Q: Have you had any recent discussions with Ty Law?

BB: Right now the only players I feel comfortable talking about are the ones that are on this team. There are a lot of players that are not on this team and it is too long of a list to get into. The ones that are here, those are the ones that are getting ready for Kansas City. If we bring someone else in, we can talk about [that player] then; and if we don't, then, we are going with what we have and that is what we are going with right now.

Q: [On Kevin O'Connell's play]

BB: I think Kevin has come a long way from where he was in the spring after we drafted him. As I said then, mechanically, he had a lot of things he needed to work on because he was primarily a shotgun quarterback during college. Maybe 80 percent of his snaps were out of the shotgun a week. Our percentages are a lot different than that - the ball handling, the three-step game and the play action. All of those things are things that he didn't do. I am not trying to make more out of it than it is, but mechanically, it was a difference between catching the ball in the shotgun and throwing it [while] dropping back, play-actioning, three-step, five-step, seven-step and different kinds of roll out plays. In addition to learning about all the different coverages, defenses and identifying the fronts and coverages that go with certain fronts, there is a lot in the passing game in the NFL and Kevin has worked hard to learn it. I think he is coming along at a good pace. He certainly has a long way to go, but he has also made a lot of progress and has worked hard at it. I think he improves every time he goes out on the field or comes out of a meeting so that is good. I think of the opportunities he had this year in preseason, I thought he did pretty well with most of them. Not perfect, but he certainly had a lot of positive plays, and more good ones than bad ones. He did not make the same mistakes repeatedly. Once he saw something, then it was corrected. For the most past, it wasn't a problem and we would move on to something else. That was another good sign.

Q: How much cramming does Deltha O'Neil have to do this week and how much is Dom Capers helping him?
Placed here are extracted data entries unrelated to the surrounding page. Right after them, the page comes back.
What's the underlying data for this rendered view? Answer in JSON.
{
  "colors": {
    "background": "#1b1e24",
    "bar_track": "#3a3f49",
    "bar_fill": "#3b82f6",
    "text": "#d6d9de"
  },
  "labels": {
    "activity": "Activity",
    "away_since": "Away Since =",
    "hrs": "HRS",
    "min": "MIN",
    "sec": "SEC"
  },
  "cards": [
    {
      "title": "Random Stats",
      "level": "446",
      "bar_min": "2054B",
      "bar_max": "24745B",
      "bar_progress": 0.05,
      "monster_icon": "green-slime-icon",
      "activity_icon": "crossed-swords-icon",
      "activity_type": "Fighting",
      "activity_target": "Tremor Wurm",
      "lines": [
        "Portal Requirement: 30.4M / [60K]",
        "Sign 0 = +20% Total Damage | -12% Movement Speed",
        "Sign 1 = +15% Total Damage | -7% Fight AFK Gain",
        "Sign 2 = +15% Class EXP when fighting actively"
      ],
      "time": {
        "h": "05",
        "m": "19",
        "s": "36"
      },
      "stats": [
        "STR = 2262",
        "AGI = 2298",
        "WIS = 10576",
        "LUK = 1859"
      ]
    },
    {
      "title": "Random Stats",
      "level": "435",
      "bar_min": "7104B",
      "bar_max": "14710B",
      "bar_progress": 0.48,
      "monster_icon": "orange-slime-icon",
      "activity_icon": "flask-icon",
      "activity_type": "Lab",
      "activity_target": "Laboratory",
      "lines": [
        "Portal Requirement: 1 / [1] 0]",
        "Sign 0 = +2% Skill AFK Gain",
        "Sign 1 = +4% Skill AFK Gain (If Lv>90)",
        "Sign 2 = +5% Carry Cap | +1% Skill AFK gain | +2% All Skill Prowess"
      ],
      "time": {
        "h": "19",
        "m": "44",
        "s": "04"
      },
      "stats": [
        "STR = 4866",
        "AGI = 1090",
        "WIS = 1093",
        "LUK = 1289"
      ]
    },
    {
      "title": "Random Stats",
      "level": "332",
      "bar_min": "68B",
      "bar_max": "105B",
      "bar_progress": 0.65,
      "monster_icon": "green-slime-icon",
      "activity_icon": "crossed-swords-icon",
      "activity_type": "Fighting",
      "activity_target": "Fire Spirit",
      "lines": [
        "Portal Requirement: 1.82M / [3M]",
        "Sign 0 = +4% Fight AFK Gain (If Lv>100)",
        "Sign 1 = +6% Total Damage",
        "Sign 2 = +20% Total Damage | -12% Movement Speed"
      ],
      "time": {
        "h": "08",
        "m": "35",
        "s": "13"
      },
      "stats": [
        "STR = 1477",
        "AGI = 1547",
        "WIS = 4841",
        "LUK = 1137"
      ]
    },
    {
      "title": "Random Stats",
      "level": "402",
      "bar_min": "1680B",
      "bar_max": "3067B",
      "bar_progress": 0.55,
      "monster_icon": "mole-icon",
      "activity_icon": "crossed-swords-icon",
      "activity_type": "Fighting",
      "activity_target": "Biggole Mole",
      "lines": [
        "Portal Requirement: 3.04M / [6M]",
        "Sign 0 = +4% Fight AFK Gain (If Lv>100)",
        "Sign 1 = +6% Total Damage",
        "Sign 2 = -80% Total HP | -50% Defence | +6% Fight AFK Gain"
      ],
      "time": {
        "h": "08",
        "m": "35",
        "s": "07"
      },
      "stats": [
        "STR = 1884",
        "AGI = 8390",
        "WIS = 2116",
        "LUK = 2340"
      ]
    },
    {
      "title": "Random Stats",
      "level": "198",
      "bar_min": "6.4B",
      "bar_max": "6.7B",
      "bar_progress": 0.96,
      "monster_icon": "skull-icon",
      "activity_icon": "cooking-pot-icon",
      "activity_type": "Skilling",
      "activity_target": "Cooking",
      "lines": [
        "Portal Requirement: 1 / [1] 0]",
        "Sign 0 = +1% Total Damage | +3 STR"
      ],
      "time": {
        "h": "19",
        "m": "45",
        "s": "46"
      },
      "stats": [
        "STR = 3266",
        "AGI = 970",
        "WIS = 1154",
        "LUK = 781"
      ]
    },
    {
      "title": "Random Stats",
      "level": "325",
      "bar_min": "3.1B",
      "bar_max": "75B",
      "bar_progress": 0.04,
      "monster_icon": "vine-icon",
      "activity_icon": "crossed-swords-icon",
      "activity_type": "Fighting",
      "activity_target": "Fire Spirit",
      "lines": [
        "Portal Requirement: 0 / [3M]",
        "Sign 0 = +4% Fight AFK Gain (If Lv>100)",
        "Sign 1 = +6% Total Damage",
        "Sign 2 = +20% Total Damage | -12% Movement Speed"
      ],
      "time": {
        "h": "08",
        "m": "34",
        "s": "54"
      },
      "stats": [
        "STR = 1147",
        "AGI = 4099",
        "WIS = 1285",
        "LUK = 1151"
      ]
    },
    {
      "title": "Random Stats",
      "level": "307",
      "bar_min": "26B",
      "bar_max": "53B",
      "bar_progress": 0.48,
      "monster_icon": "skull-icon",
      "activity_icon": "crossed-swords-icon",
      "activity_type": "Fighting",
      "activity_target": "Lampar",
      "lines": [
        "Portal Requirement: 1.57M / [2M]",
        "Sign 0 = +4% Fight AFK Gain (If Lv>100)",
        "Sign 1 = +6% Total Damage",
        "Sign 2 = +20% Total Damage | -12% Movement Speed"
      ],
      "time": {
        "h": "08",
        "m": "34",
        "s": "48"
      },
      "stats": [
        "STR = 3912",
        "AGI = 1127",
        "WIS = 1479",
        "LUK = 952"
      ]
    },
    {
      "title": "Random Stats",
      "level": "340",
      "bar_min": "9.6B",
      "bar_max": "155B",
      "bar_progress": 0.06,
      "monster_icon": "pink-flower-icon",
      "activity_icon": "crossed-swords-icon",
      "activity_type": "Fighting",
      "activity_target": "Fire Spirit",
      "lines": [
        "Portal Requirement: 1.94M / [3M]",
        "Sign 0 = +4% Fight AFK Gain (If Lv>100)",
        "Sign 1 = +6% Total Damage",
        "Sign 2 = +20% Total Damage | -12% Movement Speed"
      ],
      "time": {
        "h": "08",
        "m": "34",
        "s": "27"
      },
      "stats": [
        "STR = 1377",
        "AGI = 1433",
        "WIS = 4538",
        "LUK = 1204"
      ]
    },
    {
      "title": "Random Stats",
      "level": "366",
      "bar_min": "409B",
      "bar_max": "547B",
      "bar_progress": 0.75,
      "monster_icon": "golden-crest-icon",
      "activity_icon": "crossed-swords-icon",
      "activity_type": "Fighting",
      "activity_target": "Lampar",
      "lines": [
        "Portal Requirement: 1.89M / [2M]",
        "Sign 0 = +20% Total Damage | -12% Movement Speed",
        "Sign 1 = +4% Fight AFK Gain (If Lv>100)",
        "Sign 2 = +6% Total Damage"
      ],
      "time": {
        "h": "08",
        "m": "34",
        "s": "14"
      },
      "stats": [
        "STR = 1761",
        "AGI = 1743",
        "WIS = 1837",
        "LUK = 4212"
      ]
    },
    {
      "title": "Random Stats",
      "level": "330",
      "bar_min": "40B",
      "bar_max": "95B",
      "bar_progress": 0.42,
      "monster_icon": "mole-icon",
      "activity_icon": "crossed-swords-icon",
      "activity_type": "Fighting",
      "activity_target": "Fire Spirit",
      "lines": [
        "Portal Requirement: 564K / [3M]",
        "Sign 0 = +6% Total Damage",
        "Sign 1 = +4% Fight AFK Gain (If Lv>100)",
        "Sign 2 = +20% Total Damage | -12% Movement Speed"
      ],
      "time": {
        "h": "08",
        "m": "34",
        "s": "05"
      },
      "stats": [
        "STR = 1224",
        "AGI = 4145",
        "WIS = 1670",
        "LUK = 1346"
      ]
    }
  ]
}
BB: Dom and Deltha will meet on a regular basis like everyone does. Then, they will meet on an extra basis before and after, whenever there is a time frame in there when they can get together. With any new player, it is always a little hard to tell how quickly things will come to him and how similar what we are doing is to what they have done in the past. How quickly they can grasp the concept and the technique is always a better chance with more experienced players than with rookies, but you never really know until you get into it. The difference between a player coming on to the team now versus earlier in training camp is that it is all game-plan specific for Kansas City. The only things we are really focusing on are the Kansas City things, whereas, three weeks ago, it was the whole playbook. Guys that came to the team during the course of training camp had more to learn because of the totality of the system that we were trying to run at that time versus the specifics of it now. The downside is, without getting the whole system, sometimes things don't fit together quite as cleanly, or you don't understand them quite as cleanly, because you don't understand the whole big picture until you get time to work your way through it. How that affects each player is really unique to each player, in how the learning affects him relative to someone else. Deltha will be working hard at it and Dom will be spending a lot of time with him. We will see if we can get him ready to go by this weekend.